MA sweep mechanics were reported here in terms of "percentage sweep volume recovery". This index showed that patients with normal diastolic function recovered nearly 70% of the end-systolic sweep volume by the end of early diastole, or 10.6 mL in absolute volume, but patients with diastolic dysfunction only recovered 54%, or 6.8 mL. These findings were in rough overall agreement with a prior study that reported an average MA excursion volume of 6 mL in nine healthy subjects [17]. However, this prior study involved subjects with a considerably lower average stroke volume (52 mL vs. 93 mL), which may explain the moderate difference in results.

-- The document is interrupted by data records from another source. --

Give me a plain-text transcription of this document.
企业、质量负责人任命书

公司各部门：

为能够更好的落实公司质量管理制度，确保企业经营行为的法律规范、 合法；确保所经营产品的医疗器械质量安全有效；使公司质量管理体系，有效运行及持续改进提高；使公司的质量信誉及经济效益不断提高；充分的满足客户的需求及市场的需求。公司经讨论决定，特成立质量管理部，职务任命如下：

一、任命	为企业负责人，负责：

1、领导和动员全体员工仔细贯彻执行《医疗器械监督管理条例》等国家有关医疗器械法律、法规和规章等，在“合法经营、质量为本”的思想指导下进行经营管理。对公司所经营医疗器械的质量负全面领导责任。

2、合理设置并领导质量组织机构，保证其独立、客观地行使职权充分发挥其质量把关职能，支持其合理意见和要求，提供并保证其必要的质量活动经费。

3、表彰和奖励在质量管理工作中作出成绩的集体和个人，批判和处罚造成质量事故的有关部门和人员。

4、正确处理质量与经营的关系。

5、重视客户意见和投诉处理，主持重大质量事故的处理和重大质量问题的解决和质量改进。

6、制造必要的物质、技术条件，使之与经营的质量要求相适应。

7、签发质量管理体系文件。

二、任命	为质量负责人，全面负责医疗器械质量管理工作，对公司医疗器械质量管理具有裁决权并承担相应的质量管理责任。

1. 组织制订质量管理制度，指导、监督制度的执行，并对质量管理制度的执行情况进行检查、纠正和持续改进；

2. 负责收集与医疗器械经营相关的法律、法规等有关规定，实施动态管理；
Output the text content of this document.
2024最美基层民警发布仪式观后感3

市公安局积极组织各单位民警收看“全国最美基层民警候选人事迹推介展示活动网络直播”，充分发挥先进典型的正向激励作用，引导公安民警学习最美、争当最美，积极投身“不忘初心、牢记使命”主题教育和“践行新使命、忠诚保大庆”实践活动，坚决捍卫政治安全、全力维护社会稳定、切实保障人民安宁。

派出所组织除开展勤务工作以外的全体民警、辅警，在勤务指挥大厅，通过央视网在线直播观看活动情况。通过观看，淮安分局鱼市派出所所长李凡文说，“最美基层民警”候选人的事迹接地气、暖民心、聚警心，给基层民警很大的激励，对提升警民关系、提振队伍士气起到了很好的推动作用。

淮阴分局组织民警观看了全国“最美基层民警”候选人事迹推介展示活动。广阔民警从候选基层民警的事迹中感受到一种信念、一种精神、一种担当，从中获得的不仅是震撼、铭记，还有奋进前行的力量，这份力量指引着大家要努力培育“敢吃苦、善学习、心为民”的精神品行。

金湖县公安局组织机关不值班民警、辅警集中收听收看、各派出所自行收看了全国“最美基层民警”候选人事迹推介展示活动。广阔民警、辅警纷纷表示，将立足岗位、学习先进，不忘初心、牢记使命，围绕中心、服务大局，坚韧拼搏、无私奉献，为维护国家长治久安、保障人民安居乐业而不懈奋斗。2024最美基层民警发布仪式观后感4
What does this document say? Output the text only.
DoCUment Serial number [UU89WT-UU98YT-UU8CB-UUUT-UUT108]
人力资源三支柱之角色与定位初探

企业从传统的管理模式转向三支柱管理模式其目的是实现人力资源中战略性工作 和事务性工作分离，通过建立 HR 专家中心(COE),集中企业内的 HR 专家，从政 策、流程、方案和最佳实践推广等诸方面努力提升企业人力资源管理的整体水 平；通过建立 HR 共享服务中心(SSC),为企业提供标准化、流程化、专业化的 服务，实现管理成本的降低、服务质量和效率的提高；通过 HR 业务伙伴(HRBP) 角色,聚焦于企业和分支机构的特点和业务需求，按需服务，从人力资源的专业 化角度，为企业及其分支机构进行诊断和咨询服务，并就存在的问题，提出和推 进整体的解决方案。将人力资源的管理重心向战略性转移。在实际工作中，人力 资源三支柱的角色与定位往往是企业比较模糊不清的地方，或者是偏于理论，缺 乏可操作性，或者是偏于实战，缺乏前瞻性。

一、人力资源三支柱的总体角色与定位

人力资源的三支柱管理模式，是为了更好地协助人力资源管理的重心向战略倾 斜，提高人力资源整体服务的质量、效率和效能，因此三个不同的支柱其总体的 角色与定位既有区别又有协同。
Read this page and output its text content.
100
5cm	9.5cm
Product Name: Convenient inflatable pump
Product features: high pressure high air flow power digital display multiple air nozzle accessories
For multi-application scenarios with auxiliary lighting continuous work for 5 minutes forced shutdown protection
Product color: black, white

Overall, the CMR parameters discussed here were all consistent in demonstrating blunted early-diastolic MA kinetics in patients with abnormal TDI velocities.

We also investigated the time intervals of the MA sweep volume. The results showed that patients with TTE-based diastolic dysfunction had significantly longer DTSV (144 55 ms) compared to the normal diastolic function group (96 37 ms). ATSV was slightly longer in the diastolic dysfunction group, but the difference was not significant. Both findings were consistent with a published TDI study that examined acceleration and deceleration times pertaining to MA velocities (normal DT = 84 ms, diastolic dysfunction DT = 156 to 168 ms) [31].

DSVRT50 was an additional CMR diastolic function parameter, which measured the time needed for the MA to recover 50% of its end systolic sweep volume, adjusted for R-R interval. On average, longer DSVRT50 times were observed in patients with TTE-based diastolic dysfunction. This parameter was analogous to an index used in a prior study named "diastolic volume recovery" [12], which accounted for both heart rate and volume status when assessing diastolic dysfunction in CMR LV volumetric filling. Lastly, it is important to note that PSRE, PSRE/PSRA, and DSVRT50 each independently predicted TTE-based diastolic dysfunction after controlling for age, LVH, HTN, and CAD.

The CMR-derived MA sweep volume was found here to effectively characterize global diastolic function. Prior echocardiography studies have demonstrated that MA excursion volume plays an important role in LV function [17],[38]. In addition, reports have long recognized the relationship between LV long-axis function and MA displacement [39]. For example, the longitudinal MA excursion in diastole envelops and effectively transfers blood from the atrium to the ventricle, separately from the flow of blood across the location of the MA. This can occur even while the blood remains relatively stationary in relation to the apex. Similarly, in atrial systole, the MA is pulled away from the apex by the atrial pectinate muscles, "over" the blood, to facilitate further ventricular filling (and also increasing the ventricular pre-stretch, thus augmenting contractility). As a result, MA excursion is a central component of diastole, along with the transmitral pressure gradient.